The other element of historic significance is the unified internal market of the extended European Union. It is a market with merciless rules in terms of competition, but also with principles and mechanisms of internal solidarity that commit the economically more developed members to help the less advanced countries to overcome their structural handicaps, and a common commercial and customs policy vis-à-vis the external world.

The results of this "competitive solidarity" are huge. Ireland, Portugal, and Greece have experienced spectacular development; the poverty that bound them for generations has practically vanished. The ten new countries will now take the baton and begin to banish poverty.

The EU is an exceptionally important precedent in another way. No great economic power in history has been born without force - until now. European law will be enough to impede any global giant - be it Japanese, European, or American - that might otherwise establish domination of the world in any sector of the world economy. Microsoft will no longer dominate control over the diffusion of knowledge in the world.

But there is a price to be paid for this progress. The historical and strategic sensibilities of all the countries assembled in the new Europe are so different that they cannot have a common foreign policy. People kill each other in Somalia, Rwanda, ex-Yugoslavia, and the Middle East without Europe being able to do anything about it. Experience has spoken: we have to abandon today the dream of federal Europe as a counterpoint to the United States; the majority of Europeans don't want this.

Far from being a single nation in the process of formation, Europe is only a space of proximity governed by democratic norms and a shared rule of law.
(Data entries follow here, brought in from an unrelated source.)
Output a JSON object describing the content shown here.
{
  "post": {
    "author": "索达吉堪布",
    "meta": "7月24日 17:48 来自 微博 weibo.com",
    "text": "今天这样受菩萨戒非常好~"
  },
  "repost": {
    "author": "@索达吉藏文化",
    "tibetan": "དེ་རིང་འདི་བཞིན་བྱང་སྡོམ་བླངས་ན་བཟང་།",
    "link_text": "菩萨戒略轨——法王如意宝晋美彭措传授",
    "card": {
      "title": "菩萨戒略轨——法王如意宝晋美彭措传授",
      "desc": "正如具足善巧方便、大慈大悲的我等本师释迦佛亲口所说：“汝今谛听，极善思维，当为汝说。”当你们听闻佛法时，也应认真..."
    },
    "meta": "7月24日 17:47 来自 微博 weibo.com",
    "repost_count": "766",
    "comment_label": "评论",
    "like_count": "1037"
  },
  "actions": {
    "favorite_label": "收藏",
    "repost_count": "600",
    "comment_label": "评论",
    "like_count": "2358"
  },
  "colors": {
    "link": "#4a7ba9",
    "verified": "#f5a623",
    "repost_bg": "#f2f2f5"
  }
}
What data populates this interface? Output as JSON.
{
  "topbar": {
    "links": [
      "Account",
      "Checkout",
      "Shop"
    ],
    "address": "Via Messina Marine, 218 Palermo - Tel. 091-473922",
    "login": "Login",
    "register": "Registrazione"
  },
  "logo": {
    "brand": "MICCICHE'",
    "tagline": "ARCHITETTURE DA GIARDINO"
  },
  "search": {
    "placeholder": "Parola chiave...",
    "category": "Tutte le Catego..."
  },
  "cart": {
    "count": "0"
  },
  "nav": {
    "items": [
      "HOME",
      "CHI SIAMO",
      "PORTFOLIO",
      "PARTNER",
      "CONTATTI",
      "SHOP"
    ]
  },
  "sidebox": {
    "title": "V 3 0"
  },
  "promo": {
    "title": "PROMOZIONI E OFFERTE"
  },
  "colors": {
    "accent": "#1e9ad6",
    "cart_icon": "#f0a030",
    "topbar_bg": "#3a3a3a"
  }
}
But that is already a lot. While the mission of this space may not be enough to shift the balance in world affairs, it can help spread peace, respect for human rights, and efficient and respected rules governing global commerce.

If one remains aware of this, and if one does not attempt to impose on the Union the disagreements that America's current leaders and policies incite, an obvious conclusion comes to mind. The area of peace that is Europe is bound to grow further in the future, first to Ex-Yugoslavia, then to Turkey, then one day to the Middle East and the Islamic world. In assuring peace and development, Europe will have served humanity well.